I've been trying to read the wiki, this code, and the original tacotron-2 paper at https://arxiv.org/abs/1712.05884 during the last 2 days. As someone trying to learn text-to-speech models, I'm still very unclear about how the spectrogram of fixed-length is generated for a input text during training.

If the ground-truth clip is 14sec, then shouldn't the max_mel_frames in it be 14*(1/0.0125)= 14*80=1120.
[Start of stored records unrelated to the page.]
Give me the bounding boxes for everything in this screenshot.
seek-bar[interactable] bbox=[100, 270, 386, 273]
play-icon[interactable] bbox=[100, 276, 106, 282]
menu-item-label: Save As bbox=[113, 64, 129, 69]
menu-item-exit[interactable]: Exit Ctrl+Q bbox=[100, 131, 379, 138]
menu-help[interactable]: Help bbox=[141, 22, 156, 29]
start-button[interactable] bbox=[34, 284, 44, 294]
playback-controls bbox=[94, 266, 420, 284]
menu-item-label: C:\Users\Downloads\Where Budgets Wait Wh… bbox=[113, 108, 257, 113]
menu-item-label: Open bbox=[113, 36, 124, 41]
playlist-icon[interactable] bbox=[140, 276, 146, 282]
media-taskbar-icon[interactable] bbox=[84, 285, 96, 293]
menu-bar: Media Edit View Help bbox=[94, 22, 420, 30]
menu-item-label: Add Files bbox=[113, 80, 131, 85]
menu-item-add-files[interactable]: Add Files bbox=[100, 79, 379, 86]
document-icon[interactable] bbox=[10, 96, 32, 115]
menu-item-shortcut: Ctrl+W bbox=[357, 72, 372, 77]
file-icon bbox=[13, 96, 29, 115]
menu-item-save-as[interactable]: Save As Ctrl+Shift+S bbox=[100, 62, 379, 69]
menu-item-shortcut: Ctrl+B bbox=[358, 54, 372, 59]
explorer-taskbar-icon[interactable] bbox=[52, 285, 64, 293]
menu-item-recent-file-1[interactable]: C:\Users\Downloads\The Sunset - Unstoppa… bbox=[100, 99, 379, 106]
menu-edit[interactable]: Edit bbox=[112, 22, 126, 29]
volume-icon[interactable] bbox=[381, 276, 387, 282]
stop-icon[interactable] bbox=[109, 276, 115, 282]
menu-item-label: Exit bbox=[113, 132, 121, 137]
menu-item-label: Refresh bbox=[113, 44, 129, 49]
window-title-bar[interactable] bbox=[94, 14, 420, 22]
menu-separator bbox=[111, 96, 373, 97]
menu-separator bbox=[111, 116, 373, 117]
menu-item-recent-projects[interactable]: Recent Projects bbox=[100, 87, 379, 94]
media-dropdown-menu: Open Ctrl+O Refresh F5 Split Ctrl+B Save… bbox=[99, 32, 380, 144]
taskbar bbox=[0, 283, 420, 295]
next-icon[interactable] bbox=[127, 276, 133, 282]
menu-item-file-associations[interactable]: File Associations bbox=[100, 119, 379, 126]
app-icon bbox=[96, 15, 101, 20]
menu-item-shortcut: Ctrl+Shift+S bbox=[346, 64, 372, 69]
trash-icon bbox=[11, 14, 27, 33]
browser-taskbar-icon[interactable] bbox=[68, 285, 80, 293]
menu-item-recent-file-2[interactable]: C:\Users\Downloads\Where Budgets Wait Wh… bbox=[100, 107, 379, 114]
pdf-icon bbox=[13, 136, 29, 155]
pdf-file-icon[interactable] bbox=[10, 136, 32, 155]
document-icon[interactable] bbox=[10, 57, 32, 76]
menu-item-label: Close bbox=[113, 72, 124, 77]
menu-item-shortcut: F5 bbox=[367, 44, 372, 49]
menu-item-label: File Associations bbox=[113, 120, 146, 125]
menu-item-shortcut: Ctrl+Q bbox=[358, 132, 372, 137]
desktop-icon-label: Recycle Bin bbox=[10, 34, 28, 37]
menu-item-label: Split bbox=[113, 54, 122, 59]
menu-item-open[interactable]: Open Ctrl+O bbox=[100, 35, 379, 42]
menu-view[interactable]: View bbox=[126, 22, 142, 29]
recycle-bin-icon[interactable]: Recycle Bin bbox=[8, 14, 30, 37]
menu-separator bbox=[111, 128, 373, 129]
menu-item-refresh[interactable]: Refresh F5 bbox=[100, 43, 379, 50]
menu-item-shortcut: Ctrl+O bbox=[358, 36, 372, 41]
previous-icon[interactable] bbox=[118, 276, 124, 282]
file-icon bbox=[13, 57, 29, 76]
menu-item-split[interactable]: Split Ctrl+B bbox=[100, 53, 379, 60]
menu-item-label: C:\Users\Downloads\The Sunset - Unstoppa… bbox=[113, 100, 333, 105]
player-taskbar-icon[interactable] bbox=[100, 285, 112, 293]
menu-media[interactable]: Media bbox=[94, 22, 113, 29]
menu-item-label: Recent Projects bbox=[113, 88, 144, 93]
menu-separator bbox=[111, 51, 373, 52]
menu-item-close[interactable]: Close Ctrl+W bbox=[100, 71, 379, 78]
Why does hparams.py have mex_mel_frames 900? And what is max_sentence_length of the input-text after padding? I assume all the input sentences used during training and inference would be padded to a max_len, is that correct?
Another related issue which may be a beginner question: After encoder creates 256 hidden states (from 256 bidirectional lstms), isn't the decoder output limited to 256 frames (for output layer reduction factor r=1)? if decoder is producing 1 frame per encoder state as r=1, how does it produce more frames than encoder states?

hparams.py:

#train samples of lengths between 3sec and 14sec are more than enough to make a model capable of generating consistent speech.
clip_mels_length = True, #For cases of OOM (Not really recommended, only use if facing unsolvable OOM errors, also consider clipping your samples to smaller chunks)
max_mel_frames = 900, #Only relevant when clip_mels_length = True, please only use after trying output_per_steps=3 and still getting OOM errors.